Saturday, February 6, 2010

How Obama got Keynes wrong

For you students of economics and for the rest of us who need to be better students of economics -

From Fortune Magazine via CNN:

"The Obama White House likes to say that the theories of John Maynard Keynes form the foundation for its fiscal policies. Most notably, it draws upon the legendary British economist's idea of spending big to pull out of a recession."

"But one economist says the administration has gotten Keynes only half right. Allan Meltzer of Carnegie Mellon is one of the most influential monetarists of the past 50 years. He has served in the Department of the Treasury under President Kennedy and on the Council of Economic Advisors during the Reagan Administration. He also authored the book, Keynes's Monetary Theory: A Different Interpretation."

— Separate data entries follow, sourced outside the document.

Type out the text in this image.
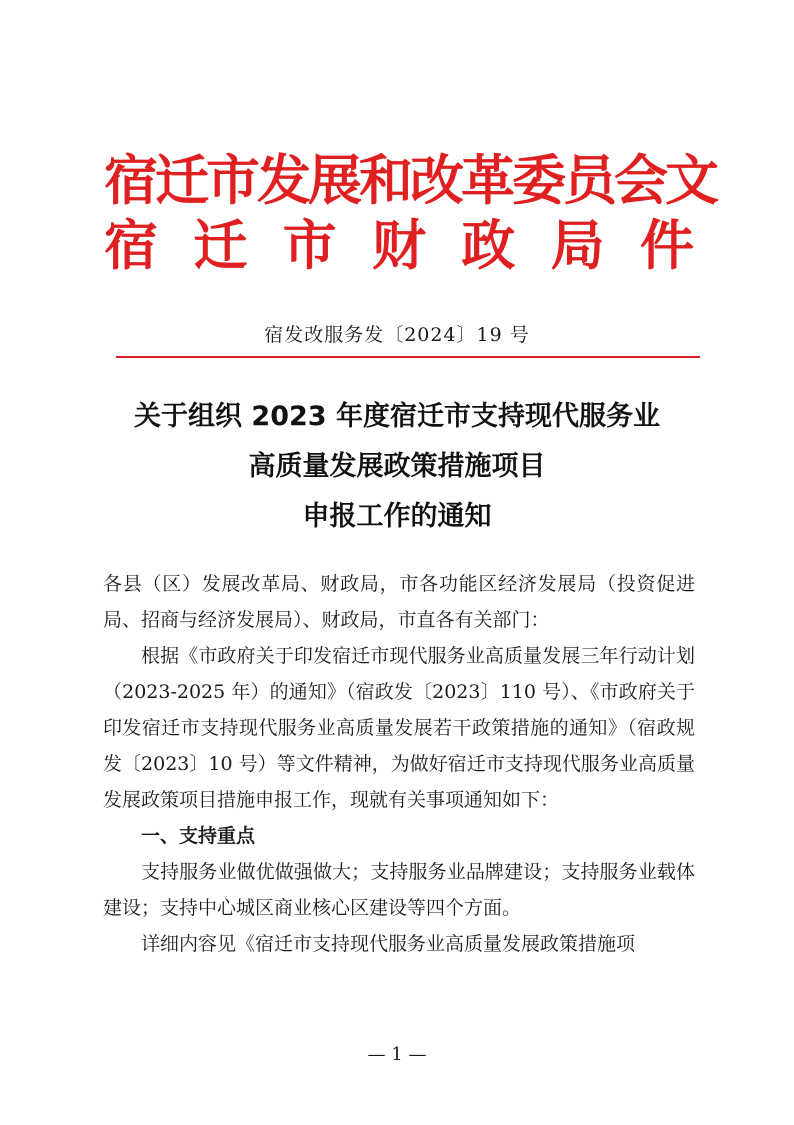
宿迁市发展和改革委员会 文
宿 迁 市 财 政 局 件
宿发改服务发〔2024〕19 号
关于组织 2023 年度宿迁市支持现代服务业
高质量发展政策措施项目
申报工作的通知

各县（区）发展改革局、财政局，市各功能区经济发展局（投资促进局、招商与经济发展局）、财政局，市直各有关部门：

根据《市政府关于印发宿迁市现代服务业高质量发展三年行动计划（2023-2025 年）的通知》（宿政发〔2023〕110 号）、《市政府关于印发宿迁市支持现代服务业高质量发展若干政策措施的通知》（宿政规发〔2023〕10 号）等文件精神，为做好宿迁市支持现代服务业高质量发展政策项目措施申报工作，现就有关事项通知如下：

一、支持重点

支持服务业做优做强做大；支持服务业品牌建设；支持服务业载体建设；支持中心城区商业核心区建设等四个方面。

详细内容见《宿迁市支持现代服务业高质量发展政策措施项

— 1 —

"While the Obama team is laying out huge sums of money, Meltzer says it's neglecting a key part of Keynes' plan: You can't run up a debt without a way to cover it." (Emphasis is mine)

Meltzer recently sat down with Fortune editor-at-large Shawn Tully. Below are edited excerpts from their conversation.

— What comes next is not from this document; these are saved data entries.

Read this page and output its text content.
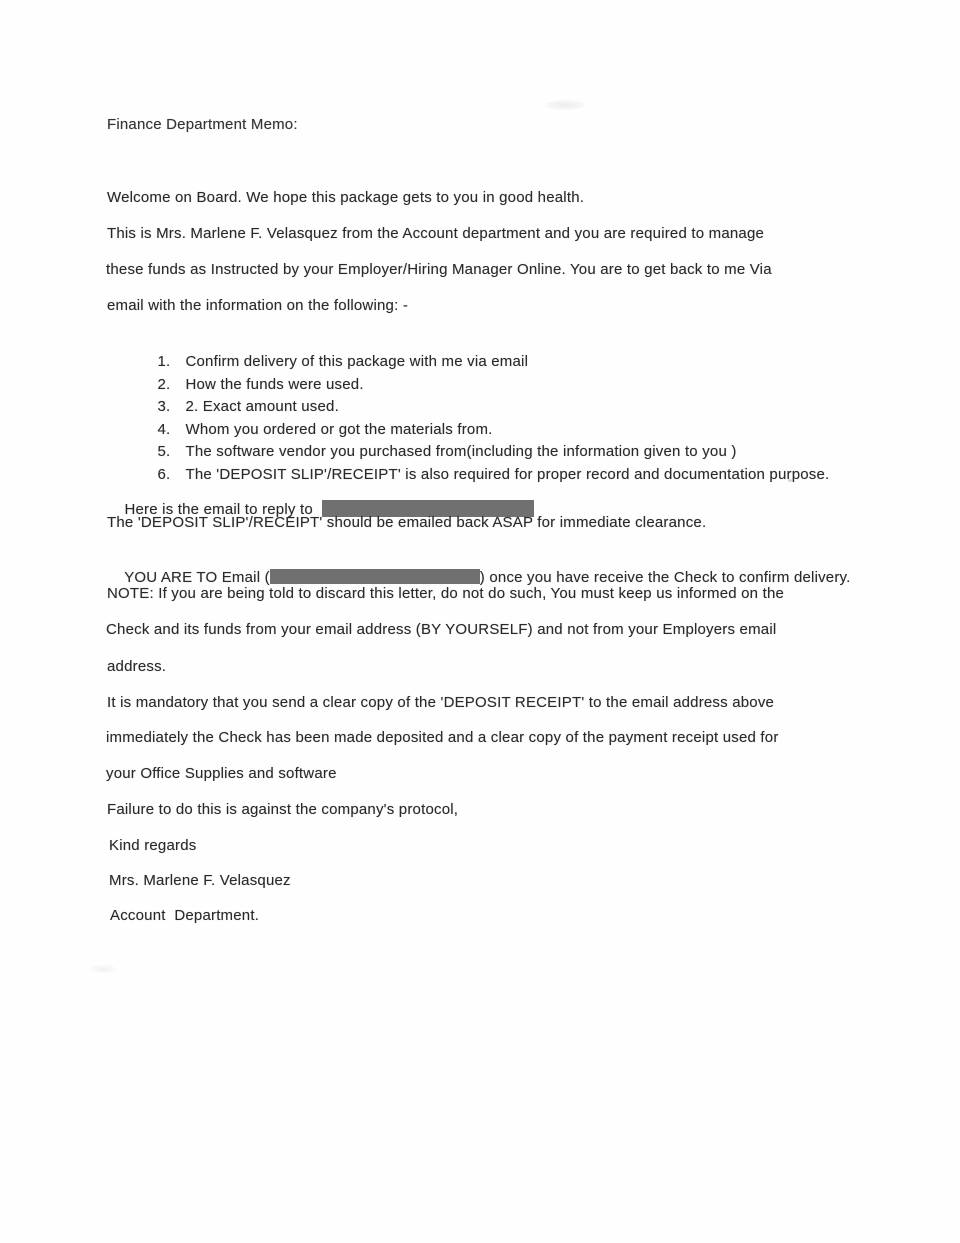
Finance Department Memo:
Welcome on Board. We hope this package gets to you in good health.
This is Mrs. Marlene F. Velasquez from the Account department and you are required to manage
these funds as Instructed by your Employer/Hiring Manager Online. You are to get back to me Via
email with the information on the following: -

1. Confirm delivery of this package with me via email

2. How the funds were used.

3. 2. Exact amount used.

4. Whom you ordered or got the materials from.

5. The software vendor you purchased from(including the information given to you )

6. The 'DEPOSIT SLIP'/RECEIPT' is also required for proper record and documentation purpose.

Here is the email to reply to

The 'DEPOSIT SLIP'/RECEIPT' should be emailed back ASAP for immediate clearance.

YOU ARE TO Email (	) once you have receive the Check to confirm delivery.

NOTE: If you are being told to discard this letter, do not do such, You must keep us informed on the
Check and its funds from your email address (BY YOURSELF) and not from your Employers email
address.
It is mandatory that you send a clear copy of the 'DEPOSIT RECEIPT' to the email address above
immediately the Check has been made deposited and a clear copy of the payment receipt used for
your Office Supplies and software
Failure to do this is against the company's protocol,
Kind regards
Mrs. Marlene F. Velasquez
Account  Department.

If Keynes were alive today, what would he think of President Obama's fiscal policies?

He would roll over in his grave if he could see the things being done in his name. Keynes was opposed to large structural deficits. He thought that they chilled rather than stimulated the economy. It's true that we're stuck with large deficits now. The goal should be to reduce them, not to take on new spending that makes them worse.

Today, deficits are getting bigger and bigger with no plan to significantly lower them. Keynes understood what the current administration doesn't understand that the proper policy in a democracy recognizes that today's increase in debt must be paid in the future. (emphasis is mine)

1 comment:

  1. For an excellent research site for economic principles that are based on free markets, property rights and individual freedom, check out - http://mises.org/. Some of it is advanced, but most can be understood by the average Joe. They explain the boom/bust/bubble cycle caused by government intervention in an understandable manner. They also love to go head to head with Keynes.
    PS - Libs hate Austrian Economics, what's that tell you?